Make no mistake though, Korn are responsible for some clunkers that are conspicuously stacked towards recent years. After an fling with experimental industrial music following the departure of guitarist of Brian “Head” Welch, Korn attempted a hamfisted and misguided attempt at their early sound with Korn III in 2010. The band’s foray into dubstep provided a few cool cuts, but was largely hit and miss. Head’s return, which should have been a big deal, was surprisingly pretty uneventful considering how unexciting The Paradigm Shift was. With this streak going, this Korn fan was resigned to the assumption that the band had finally tapped the well dry.

But believe it or not (and you couldn’t tell judging from the godawful cover art), the group’s twelfth studio album The Serenity of Suffering is actually a serviceable and inoffensive addition to the Korn discography, comparable to middle-era records Untouchables and Take A Look In The Mirror, with riffs as massive as the songs were catchy. Serenity captures a spirit that the band hasn’t had in years and is easily the best Korn record released in the last decade, which makes the record particularly exciting after you reconcile with the idea of how low the bar’s been set. 

The hypnotic and dynamic intro “Insane” sets a promising tone for the album as a pleasantly familiar Korn record, with a staggering riff and effects-laden guitar melodies that carry the song through an urgent and impassioned vocal performance from Jonathan Davis. Davis breaks out a few rarely heard throaty screams across Serenity, most notably in the standout single “Rotting In Vain” that takes a detour in an enthusiastic “Twist”/”Freak On A Leash” style scat bridge. The music is fit for these screams as well, making for a heavier record than what we’ve seen in recent years.

The whole band are up to snuff with this record, which is encouraging. Head and Munky have shown that cool new Korn riffs still exist, with each track having that characterizing guitar moment. Fieldy’s bass style has settled into a fine medium to fit a finer production style, with his trademark clanky slap being heard against Ray Luzier’s grooving percussion if you listen for it, yet restrained compared to the band’s early work. Jonathan’s performance is commendable as well, despite some cringey lyrical weaknesses — “There is nothing in my head,” being repeated ad nauseum in the otherwise awesome “Everything Falls Apart,” for instance. 

In keeping with tradition, Korn have surrounded themselves with auxiliary musicians and guests which boost the album’s creativity: DJ scratches can be heard on the album courtesy of C-Minus, and while that may be a nu-metal as fuck, their inclusion actually benefits the songs in which they appear. Longtime keyboard player Zac Baird contributes some atmospheric depth to “Take Me.” A long overdue Corey Taylor (Slipknot/Stone Sour) collaboration is a highlight, even if it appears in one of the album’s weaker cuts, “A Different World.” Even still, there’s very little in the way of filler, as each track contains either a riff or killer chorus that makes the whole event worthwhile. 

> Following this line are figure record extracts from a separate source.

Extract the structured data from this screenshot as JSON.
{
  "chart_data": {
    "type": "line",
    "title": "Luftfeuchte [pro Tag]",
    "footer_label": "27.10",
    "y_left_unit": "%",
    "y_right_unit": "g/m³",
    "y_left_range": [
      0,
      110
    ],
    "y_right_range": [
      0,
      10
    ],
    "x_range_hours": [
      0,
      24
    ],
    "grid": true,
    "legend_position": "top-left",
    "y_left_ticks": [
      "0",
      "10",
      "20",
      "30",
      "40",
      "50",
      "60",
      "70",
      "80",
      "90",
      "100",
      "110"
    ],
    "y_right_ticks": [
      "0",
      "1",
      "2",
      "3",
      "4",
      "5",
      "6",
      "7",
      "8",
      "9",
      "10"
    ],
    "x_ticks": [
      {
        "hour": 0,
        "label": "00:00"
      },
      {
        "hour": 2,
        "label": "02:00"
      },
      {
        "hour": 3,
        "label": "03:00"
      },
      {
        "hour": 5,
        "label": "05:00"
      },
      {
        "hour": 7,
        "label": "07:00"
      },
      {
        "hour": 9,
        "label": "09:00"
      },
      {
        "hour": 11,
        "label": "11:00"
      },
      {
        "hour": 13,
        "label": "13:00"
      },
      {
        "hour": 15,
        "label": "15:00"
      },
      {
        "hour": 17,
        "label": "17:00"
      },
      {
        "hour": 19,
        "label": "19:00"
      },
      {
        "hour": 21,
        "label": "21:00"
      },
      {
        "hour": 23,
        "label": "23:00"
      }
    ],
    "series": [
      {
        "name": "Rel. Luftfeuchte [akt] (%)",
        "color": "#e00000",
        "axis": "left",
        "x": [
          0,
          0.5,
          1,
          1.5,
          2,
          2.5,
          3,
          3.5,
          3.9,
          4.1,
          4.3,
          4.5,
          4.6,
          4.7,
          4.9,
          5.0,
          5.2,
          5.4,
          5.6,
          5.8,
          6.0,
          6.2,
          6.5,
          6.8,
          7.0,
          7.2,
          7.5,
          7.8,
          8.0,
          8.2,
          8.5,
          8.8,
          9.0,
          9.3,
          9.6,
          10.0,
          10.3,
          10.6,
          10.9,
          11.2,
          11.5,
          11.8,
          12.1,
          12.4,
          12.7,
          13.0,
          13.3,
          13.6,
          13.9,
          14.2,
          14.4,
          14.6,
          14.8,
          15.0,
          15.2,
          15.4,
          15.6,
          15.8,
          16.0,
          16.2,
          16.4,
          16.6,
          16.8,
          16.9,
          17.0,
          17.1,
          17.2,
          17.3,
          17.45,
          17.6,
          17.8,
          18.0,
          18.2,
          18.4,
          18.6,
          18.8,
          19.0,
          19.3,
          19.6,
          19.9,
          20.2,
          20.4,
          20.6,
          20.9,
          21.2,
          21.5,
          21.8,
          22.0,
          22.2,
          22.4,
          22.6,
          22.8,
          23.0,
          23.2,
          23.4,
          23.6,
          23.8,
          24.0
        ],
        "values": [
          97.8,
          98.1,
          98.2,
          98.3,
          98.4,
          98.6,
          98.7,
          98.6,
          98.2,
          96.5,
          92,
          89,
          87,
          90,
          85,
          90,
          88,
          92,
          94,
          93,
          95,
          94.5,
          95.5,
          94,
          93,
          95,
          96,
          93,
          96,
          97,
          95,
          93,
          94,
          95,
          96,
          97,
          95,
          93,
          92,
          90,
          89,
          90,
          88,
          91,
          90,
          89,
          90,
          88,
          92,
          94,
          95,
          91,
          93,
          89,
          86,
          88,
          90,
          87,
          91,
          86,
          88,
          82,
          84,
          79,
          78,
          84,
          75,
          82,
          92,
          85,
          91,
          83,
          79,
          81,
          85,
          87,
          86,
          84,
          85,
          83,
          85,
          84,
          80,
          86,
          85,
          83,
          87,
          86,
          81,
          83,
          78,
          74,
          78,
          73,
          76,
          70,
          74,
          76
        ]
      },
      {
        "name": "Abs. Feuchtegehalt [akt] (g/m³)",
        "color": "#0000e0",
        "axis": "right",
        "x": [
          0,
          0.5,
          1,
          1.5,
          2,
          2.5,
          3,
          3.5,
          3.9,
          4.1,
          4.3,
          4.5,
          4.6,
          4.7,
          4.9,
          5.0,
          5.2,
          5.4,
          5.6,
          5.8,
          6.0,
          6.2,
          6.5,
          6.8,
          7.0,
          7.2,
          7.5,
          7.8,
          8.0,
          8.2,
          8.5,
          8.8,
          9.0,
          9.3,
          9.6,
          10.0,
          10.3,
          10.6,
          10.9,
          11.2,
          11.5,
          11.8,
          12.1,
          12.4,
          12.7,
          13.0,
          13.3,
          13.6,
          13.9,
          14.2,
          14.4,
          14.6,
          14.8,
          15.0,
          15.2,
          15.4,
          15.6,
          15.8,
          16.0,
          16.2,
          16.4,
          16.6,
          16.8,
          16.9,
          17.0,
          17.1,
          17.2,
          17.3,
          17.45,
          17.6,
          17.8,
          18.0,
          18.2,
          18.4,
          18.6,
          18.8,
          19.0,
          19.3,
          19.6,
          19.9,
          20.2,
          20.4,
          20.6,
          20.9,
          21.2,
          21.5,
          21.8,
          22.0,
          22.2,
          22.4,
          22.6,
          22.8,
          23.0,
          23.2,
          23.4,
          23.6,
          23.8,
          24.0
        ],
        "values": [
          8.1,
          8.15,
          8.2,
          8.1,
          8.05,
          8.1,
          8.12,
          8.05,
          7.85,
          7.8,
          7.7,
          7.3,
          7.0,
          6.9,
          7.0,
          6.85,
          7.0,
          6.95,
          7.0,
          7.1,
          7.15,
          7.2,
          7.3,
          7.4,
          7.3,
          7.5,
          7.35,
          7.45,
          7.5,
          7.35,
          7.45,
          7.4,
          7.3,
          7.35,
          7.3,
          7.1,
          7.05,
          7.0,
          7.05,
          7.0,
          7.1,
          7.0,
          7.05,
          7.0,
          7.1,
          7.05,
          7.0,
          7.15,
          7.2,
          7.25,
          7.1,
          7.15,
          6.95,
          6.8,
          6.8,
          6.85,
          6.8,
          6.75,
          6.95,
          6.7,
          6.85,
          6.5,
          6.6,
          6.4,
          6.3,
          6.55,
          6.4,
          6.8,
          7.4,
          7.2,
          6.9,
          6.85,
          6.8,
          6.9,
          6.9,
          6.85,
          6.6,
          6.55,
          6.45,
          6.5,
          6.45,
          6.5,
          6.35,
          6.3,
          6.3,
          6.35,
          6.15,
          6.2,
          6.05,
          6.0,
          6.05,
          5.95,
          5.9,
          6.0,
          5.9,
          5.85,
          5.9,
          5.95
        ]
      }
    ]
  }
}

Any criticisms levied against Korn for revisiting their past or becoming too familiar with their own body of work may have perhaps become nullified by how well The Serenity Of Suffering works compared to previous attempts. Whether it be the band’s current chemistry or the work of producer Nick Raskulinecz for bringing out the best in them, this record feels honest and refreshing and hits a spot that many Korn fans haven’t felt in quite some time. Of course, Serenity isn’t so much of a revelation for those who were never on board to begin with, but there’s plenty to be excited about for longtime fans looking for some validation in their continued support, or at the very least, some well-executed nostalgia for those who have fallen off the wagon. 



Korn’s The Serenity of Suffering is available now via Roadrunner Records.